Mon père se grattait l’oreille, c’était signe d’orage, ma tante fourrageait sa tignasse et ce geste confirmait que le mauvais temps sévissait déjà dans la maison, le passage du colosse aux pieds chaussés de brodequins a laissé des traces.
- Incroyable...mon fils, nous avons de la chance dans notre malheur, si le ménage n’avait pas été fait durant les vacances, si la poussière accumulée avait été encore en place, toute l’usine flambait, des traces d’hydrocarbures ont été décelées contre la porte de l’affûtage.
- Mais elle a brûlé.
- Les traces dans les tisons, ces messieurs ont des moyens modernes d’investigation, des prélèvements avaient fait à notre insu, nous avons été victimes d’une personne dangereuse.
De plus en plus convaincu que l’auteur de ces manigances est Pierrot. Et l’odeur d’essence sur les sandales de Marina? Complice peut-être, qui sait, la Polonaise avec le beau Pierrot...je repoussais cette éventualité... et avec moi pour donner le change, c’est plausible, je commence à douter de toutes les femmes, même... Quand la grise osait dire du mal de maman, j’avais envie d’étrangler cette perfide « Ta Cécile était loin d’être une sainte, quand tu avais le dos tourné, elle en profitait » Son frère ne répondait jamais à de telles déclarations, ne contredisait jamais la calomnieuse, pourquoi ?

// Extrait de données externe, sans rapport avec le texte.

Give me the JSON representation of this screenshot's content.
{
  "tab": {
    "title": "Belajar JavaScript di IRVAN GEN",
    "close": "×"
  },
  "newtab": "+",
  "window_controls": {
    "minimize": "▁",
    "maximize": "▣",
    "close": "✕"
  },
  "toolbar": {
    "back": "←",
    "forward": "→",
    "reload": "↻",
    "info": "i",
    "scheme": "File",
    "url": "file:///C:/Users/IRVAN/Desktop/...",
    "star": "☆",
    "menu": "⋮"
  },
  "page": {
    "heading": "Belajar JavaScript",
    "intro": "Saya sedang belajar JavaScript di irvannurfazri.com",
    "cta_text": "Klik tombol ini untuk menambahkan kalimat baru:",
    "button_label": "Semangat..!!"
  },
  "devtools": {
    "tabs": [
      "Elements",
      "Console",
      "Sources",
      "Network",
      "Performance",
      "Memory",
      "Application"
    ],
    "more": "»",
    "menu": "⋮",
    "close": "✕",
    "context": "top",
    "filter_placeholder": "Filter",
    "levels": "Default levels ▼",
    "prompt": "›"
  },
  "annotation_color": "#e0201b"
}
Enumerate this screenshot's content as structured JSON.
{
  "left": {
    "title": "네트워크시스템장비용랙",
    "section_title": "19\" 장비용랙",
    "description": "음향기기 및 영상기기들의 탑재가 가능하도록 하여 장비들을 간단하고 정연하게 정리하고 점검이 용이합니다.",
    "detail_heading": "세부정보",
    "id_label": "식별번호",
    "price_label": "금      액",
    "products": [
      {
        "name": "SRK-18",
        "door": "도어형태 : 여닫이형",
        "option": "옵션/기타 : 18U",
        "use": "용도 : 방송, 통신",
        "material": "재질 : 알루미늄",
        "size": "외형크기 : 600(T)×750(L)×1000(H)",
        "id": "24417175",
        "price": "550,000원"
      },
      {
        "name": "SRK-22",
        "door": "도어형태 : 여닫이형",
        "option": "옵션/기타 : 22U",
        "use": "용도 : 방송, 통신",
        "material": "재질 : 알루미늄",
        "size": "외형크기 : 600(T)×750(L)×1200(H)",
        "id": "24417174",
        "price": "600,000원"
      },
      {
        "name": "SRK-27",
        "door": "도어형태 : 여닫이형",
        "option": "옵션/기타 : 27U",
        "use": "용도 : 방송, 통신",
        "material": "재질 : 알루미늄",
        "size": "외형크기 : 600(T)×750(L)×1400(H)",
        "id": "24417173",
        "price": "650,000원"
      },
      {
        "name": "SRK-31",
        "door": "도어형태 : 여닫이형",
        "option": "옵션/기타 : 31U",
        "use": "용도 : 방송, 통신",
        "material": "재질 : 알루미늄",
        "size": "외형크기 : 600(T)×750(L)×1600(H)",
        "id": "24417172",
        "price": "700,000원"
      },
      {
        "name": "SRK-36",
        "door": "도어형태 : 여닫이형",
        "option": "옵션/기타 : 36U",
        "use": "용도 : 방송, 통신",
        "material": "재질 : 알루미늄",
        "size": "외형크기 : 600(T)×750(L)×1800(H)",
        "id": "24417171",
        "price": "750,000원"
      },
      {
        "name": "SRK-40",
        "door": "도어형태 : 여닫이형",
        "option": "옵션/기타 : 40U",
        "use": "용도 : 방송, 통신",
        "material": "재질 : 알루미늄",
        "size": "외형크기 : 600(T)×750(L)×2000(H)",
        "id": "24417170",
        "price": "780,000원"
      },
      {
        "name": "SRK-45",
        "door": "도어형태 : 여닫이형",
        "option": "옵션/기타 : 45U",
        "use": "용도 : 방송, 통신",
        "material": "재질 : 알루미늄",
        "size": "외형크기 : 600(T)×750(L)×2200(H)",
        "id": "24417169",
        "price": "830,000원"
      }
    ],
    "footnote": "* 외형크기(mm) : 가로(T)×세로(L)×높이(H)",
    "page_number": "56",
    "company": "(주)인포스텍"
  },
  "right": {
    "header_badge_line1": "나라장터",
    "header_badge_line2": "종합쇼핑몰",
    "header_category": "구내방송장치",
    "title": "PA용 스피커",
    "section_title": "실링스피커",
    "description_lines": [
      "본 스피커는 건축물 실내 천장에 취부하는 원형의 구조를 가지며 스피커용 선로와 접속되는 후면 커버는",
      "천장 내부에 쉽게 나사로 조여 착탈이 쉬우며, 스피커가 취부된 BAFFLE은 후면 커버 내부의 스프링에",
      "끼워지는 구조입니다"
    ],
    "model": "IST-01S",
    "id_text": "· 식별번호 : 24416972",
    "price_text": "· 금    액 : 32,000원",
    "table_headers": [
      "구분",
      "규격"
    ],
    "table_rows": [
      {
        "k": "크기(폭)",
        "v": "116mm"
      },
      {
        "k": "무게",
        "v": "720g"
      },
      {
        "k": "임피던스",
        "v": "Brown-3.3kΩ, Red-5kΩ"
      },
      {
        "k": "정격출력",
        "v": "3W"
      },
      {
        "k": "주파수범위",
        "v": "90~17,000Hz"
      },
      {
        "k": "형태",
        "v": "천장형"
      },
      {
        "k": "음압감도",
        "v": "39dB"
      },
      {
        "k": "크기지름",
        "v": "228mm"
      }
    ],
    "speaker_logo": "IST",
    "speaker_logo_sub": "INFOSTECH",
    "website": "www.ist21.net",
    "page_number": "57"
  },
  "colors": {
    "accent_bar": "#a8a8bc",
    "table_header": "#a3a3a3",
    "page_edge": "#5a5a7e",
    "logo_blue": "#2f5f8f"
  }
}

Quelqu’un était venu au chalet de maman, j’en avais la preuve car la clé n’était plus dans le bon trou de la brique creuse, le visiteur s’était trompé d’étage, heureusement qu’il ne s’est pas trompé de brique, une dizaine supporte l’escalier en bois. Mon père ? Normalement à part moi il devrait être le seul à connaître la nouvelle cachette, Sylvette ne peut la connaître.
J’étais furieux, Emilien croyant bien faire avait élagué les arbres avoisinants, plus aucune branche ne touche le toit, ce n’est pas demain que j’aurai des nouvelles de maman, et je n’oserai jamais faire des reproches au jardinier, il me prendrait pour un simplet. Est-ce l’absence de frottements, le fait de savoir que Sylvette est venu ici probablement avec un homme, mais le cabanon n’a plus le même attrait qu’avant. La raison principale de ma désaffection doit résider plus loin, de l’autre côté du parc, vers la construction neuve, j’étais un enfant, je suis devenu un homme. La distance entre les deux situations est courte finalement, la transition a été rapide, adieu maman, pardonne-moi encore, je cours rejoindre Marina.
- C’est très gentil de venir me voir, d’autant plus que ton père me délaisse...non, sois raisonnable, en plein jour...et cette fois c’est bien fini Frred, cours voir les donzelles de ton âge, un beau gars comme toi et puis avec tes avantages.
- Le nom, l’argent, c’est cela que tu veux dire.
- Que veux-tu la vie est ainsi, les papillons continuent à se brûler aux flammes des chandelles, les petites souris se font étrangler en voulant manger du fromage, tu peux en profiter, tu aurais tort de t’en priver.
- Je t’ai déçu, c’est cela.
- Arrête de dire de grosses bêtises, je n’ai pas cherché le plaisir avec toi, c’est bien autre chose que je voulais t’offrir, de l’amour mais pas charnel, tu comprends. Je suis une ratée, je t’ai offert ce que j’ai à ma disposition, mon corps, c’est tout.
- Et tu voulais m’offrir plus, c’est impossible.
- C’est vrai, c’est impossible... file mon petit Frédéric, ton père va te chercher, j’ai entendu dire qu’il voulait te confier une mission.